A man in the kitchen makes for an unusual sight in most places, urban or rural, in South Africa and is often accompanied by snide comments, mocking laughter or a shaking of heads in disapproval – from men as well as from women. Patriarchy remains the widely accepted social norm and gender roles are clearly divided into how men are supposed to act and how women have to behave.
Caregiving – for children, the old or the ill – is generally regarded as a “woman’s job”. Men do not cook, clean, get involved in the upbringing of their children or take care of the sick. They are seen as financial providers of their families and as the heads of households who lay the law. In one rural area in the Eastern Cape, however, all this has started to change.
A group of nine men are working as home-based caregivers with the Siyakhanyisa HIV/AIDS support group in Qumbu, 60 kilometres outside of Mthatha, to make a positive contribution to the welfare of their community. Initially ridiculed for doing work reserved for women, they have quickly become role models and earned respect for their courage to do things differently and take responsibility for the goings-on in their villages.

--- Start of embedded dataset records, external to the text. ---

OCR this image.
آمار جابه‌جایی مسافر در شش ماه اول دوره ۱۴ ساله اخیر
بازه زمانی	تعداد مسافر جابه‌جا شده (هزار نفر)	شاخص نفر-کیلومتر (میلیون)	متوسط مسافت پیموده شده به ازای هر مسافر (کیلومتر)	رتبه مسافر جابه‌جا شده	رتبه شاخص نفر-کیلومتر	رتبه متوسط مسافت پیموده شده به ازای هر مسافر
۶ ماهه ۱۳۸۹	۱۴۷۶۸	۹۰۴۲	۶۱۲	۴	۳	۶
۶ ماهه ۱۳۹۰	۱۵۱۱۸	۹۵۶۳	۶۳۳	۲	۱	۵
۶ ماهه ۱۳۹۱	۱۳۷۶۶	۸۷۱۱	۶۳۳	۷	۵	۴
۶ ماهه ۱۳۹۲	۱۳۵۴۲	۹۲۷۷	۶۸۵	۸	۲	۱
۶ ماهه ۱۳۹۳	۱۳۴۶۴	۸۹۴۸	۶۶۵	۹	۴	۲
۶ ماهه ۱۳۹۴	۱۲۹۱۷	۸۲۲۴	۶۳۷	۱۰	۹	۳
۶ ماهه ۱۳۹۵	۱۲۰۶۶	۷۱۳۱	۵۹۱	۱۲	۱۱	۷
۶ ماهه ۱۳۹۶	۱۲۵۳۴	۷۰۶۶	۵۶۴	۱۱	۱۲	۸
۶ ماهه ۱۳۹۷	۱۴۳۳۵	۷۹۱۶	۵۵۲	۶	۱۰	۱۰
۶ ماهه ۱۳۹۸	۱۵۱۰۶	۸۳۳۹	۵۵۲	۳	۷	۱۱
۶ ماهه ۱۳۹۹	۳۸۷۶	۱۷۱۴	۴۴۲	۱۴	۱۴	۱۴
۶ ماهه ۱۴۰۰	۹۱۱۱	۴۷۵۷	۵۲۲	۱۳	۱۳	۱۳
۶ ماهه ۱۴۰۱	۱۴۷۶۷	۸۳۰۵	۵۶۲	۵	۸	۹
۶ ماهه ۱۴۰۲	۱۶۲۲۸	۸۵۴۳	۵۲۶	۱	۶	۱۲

The men decided to get actively involved in helping others after they learnt about gender stereotypes, understandings of manhood and fatherhood during workshops run by NGO Sonke Gender Justice earlier this year. They now care for people living with HIV, bathe the bedridden, counsel, educate about HIV prevention and transmission, facilitate access to anti-retroviral treatment, refer patients to social services and assist sick persons in writing their will. They also encourage community members to test for HIV, distribute condoms and help disadvantaged school children with their homework and cook for them. This case study highlights the story of these nine men.